J-J.B.: The idea is really to urgently provide protective health equipment – gloves, masks, visors, scrubs, wipes, hand sanitizers, etc. – to limit the spread of the virus and protect vulnerable populations. To do this, we have the strength of an entire Group and its logistics capabilities behind us. We are working with the teams led by Julien Therme, Head of the French Purchasing Hub, to source products and suppliers, and ship them to the entities that have asked us to do so (find out more about the Group’s procurement efforts during the Covid-19 crisis).
We also looked at the synergies that could be created between the Group's various sites in terms of purchasing and organization: Sandouville and Eramet Ideas, for example, were able to make their own hand sanitizer. They supplied hundreds of liters to Dunkirk and Les Ancizes, for example. In Pamiers, the 3D printer was used to make visors for the staff at local retirement homes. It’s a collective effort that also highlights the flexibility of our teams, who are capable, in record time, of rethinking the way they work, collaborate and share!
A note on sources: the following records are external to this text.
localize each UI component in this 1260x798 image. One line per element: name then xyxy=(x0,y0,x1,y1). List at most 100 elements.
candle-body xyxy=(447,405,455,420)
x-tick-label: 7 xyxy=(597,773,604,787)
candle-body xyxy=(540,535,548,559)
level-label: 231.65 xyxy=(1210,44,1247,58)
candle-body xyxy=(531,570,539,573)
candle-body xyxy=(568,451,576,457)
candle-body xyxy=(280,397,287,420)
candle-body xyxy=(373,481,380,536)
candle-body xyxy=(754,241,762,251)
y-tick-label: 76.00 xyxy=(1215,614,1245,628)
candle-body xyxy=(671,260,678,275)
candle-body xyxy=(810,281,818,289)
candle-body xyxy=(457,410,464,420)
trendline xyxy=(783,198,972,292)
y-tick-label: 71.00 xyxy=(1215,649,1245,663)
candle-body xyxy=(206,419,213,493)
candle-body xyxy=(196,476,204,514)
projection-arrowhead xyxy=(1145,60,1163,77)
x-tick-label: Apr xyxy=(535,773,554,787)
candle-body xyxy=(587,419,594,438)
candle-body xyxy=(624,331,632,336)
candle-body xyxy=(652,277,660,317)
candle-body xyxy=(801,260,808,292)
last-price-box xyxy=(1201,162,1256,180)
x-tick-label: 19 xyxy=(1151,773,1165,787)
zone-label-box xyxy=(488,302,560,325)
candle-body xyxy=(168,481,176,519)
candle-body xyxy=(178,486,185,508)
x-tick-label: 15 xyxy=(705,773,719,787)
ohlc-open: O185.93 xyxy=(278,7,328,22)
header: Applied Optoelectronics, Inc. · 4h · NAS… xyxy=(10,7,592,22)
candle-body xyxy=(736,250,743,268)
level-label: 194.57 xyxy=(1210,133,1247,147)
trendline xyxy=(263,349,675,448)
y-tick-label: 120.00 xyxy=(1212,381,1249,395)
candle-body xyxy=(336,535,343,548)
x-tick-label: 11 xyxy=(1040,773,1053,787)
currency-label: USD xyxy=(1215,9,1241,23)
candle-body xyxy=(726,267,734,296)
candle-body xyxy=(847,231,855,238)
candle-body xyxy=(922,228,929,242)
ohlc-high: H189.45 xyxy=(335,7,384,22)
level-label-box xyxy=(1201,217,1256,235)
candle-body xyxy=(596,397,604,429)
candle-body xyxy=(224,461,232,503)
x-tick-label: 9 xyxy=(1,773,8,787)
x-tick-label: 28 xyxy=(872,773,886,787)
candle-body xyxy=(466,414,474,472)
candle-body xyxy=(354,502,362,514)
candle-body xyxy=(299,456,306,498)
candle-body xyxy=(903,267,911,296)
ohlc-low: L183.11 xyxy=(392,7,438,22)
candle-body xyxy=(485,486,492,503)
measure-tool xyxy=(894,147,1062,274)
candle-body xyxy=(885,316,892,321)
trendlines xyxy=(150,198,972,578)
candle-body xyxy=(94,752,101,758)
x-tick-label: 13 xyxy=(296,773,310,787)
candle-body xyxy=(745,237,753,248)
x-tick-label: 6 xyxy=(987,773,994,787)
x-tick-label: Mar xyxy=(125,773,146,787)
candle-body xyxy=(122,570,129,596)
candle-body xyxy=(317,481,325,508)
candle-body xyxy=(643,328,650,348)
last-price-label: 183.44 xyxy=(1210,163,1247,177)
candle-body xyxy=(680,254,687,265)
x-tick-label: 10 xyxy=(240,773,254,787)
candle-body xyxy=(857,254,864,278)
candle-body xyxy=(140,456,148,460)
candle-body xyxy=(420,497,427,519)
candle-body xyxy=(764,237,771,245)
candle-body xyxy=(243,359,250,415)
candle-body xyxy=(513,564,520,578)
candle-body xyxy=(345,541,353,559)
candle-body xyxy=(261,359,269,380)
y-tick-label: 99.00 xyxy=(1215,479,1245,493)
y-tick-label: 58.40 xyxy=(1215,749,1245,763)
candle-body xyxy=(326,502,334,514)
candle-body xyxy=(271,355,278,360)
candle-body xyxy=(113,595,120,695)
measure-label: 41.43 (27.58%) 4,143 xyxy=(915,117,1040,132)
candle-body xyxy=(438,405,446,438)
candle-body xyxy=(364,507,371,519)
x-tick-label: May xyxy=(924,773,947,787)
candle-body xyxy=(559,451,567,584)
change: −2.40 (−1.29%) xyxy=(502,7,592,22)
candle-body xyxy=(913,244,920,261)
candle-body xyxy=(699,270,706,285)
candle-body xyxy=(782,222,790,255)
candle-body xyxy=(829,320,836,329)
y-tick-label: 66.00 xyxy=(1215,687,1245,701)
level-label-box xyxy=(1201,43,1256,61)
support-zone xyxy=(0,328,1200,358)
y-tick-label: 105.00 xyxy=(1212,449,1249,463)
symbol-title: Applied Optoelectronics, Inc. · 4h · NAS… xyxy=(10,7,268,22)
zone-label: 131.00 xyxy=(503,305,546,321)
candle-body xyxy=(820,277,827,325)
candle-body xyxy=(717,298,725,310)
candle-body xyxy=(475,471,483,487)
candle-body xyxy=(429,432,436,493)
L.Z.: Internationally, it is our CSR representatives who have been hard at work, doing remarkable work with their teams in often difficult conditions, as they are themselves in lockdown or extremely limited in their movements. For example, Patricia Amvene, Director of Communications and Sustainable Development at Setrag, coordinated the Solirail operation, a railway convoy carrying food products, health kits and hand-washing stations to stations along the Transgabonais railway. At Comilog, André Massard, Director of Communications and CSR, worked tirelessly to enable the installation of hand-washing facilities in Moanda, the donation of equipment to the Gabonese government and the presence of an international medical team at the hospital in Franceville. At GCO, Daour Dieng worked with two leading NGOs in Senegal to provide on-the-ground support for GCO's support to communities. Ricardo Rodriguez at Eramine has shown tremendous inventiveness to maintain a close link with local communities during lockdown. 

J-J.B.: We adjust our funding as closely as possible to the actual situation on the ground and to needs thanks to ongoing contact with our various stakeholders. For example, we were able to support the reopening of the town hall in Saint Georges de Mons (the town in the Puy de Dôme where UKAD and EcoTitanium are both located) by providing them, in less than 24 hours, with the plexiglas that was essential for the reopening of their reception counters. A great example of responsiveness! 

The solidarity plan is also backed by part of the Group's CSR budget - approximately 8.5 million euros - which has been earmarked for measures to combat Covid-19. How will this funding be used?

L.Z.: Many of the Group's sites have annual budgets devoted to investment in the community, totaling more than 10 million euros per year on average. This year, action plans were affected by the crisis: some activities were canceled or delayed due to containment measures, and others appear to be of lower priority in the current environment. This means that funds can be reallocated to finance solidarity measures related to the effects of the pandemic. Conversely, some initiatives provided for in the 2020 budgets make sense in the context of the crisis and need to be maintained or even stepped up. This is obviously the case for health activities such as support for the running of the Samu Social (a humanitarian emergency service) in Moanda or donations of medicines to the dispensaries in the districts where GCO operates. But it is also the case when it comes to supporting local activities that generate employment and earnings, which are currently of vital importance. Examples include the construction of a small paving stone production plant near Moanda in Gabon or support for the community mutual society that works with small farmers in the municipalities where GCO has operations.